The walls were made from a dark stone of some kind, with a gray-filter light that grew along the upper walls and ceiling in dim bursts.  Jess cocked her head, frowning as she tried to figure out what she was looking at…and then, in a heart-stopping moment of realization, she realized.

They were glass.  

Some sick architect panelled the entire, massive room in glass. The murky light that struggled along the ceiling were the last reaches of the sun, attempting to pierce the gloom of the deep water.  She thought she might be sick.

“They must be on a controlled irrigation system.”  Brianna said, kneeling to pick up a handful of fallen flower petals.  “It’s been a while since they’ve been watered. Jess, you ok?”

Jess had her hands on her knees and was taking slow, deep breaths.  “Fine. Just a little vertigo.”

“Drink some water.”  Klein’s voice double-spoke through the comms and from twenty feet away.  

She nodded, turning her attention to the greenery that choked the plots of mounded earth as an attempt to distract herself.

The only flowers that seemed to be thriving were a series of red-petaled almost-roses that sprouted here and there along a delicate trailing green vine that grew along the ground, wrapping around the bases of most of the trees and even along the lower walls, like a creeping ivy.  A handful of wispy, delicate stems sprouted from the middle of each, crowned with what appeared to be a halo of yellow buds. They were beautiful.
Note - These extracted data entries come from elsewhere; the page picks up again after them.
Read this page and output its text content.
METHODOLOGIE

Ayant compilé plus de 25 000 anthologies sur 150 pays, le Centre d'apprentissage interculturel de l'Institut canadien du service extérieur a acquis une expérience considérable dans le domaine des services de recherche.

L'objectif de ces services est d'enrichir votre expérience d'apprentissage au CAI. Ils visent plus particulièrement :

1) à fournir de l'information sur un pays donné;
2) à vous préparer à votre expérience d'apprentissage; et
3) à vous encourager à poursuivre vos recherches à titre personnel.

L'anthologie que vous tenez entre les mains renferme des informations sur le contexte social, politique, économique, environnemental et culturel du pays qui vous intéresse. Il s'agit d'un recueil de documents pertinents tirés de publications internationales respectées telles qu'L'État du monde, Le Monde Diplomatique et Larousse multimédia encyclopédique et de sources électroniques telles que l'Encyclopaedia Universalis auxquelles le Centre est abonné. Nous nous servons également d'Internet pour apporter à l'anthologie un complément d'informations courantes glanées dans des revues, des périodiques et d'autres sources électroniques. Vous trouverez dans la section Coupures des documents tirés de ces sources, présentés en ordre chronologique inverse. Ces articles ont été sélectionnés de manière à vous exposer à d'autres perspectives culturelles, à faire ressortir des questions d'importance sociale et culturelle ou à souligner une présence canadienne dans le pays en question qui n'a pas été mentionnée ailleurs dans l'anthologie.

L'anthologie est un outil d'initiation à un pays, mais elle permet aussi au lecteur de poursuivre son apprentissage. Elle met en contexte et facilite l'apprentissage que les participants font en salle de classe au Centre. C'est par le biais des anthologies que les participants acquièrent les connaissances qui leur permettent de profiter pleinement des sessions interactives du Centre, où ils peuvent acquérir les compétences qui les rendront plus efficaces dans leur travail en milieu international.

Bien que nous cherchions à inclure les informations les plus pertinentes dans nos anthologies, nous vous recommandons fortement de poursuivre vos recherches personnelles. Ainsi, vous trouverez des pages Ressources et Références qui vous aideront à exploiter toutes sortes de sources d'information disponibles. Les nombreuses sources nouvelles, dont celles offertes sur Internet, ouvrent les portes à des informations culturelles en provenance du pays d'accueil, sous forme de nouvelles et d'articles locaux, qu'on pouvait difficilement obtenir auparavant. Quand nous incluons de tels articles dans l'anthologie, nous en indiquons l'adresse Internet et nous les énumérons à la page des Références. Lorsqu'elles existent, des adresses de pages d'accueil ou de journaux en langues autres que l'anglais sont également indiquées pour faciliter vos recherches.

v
Their petals were a layered palette of red; a light dusty crimson along the outermost, fading almost imperceptibly to a brilliant blood-red carmine along the center.  The yellow coronas that decorated the center looked like they were dusted with some sort of pollen.

Jessica loved roses.  Her father, a retired major in the Army, kept a garden and the backyard had always been full of the heady, perfume-laden scent of fresh roses, mixed with the sweet scent of honeysuckle.  

Klein was in hushed conversation with Gordon, bent over the tech’s forearm display.  Brianna was inspecting a young maple tree, bent lifelessly over the concrete walkway, fingers tracing the skeletal limbs that held dried and shriveled leaves.  Jessica took a step over to one of the almost-roses that bloomed gloriously over the dying outline of some kind of shrub.

It seemed that the flower had a scent of some kind.  It was a mysterious aroma; a faint floral smell like a true rose, but without the nose-wrinkling perfume finish, mixed with something metallic. A hint of…iron? There was a note of brine, as well.  Like the flower breathed the sea. Faintly, Jess thought that perhaps she should be wary of it. It seemed almost alien, out of place. She thought she remembered something about flowers, how they used color and smell to draw things to them. But something about the flower, it’s red layered petals and that scent, pulled her closer.  Her feet moved seemingly of their own accord. The color was so vivid, the smell familiar in an just-out-of-touch way.  Had she smelled that scent, once, in her childhood?

She leaned down and inhaled deeply, suddenly curious.

The scent was warm, heavy and rich and filled her senses like a cloud, blooming through her sinuses in an unstoppable wave.  Roses and fresh-shucked oysters, her mother’s kitchen after she had baked cookies, sweet and safe, her father’s toolshed, sawdust and woodsmoke and his laugh, his wide warm laugh.  It smelled of home, of her childhood.    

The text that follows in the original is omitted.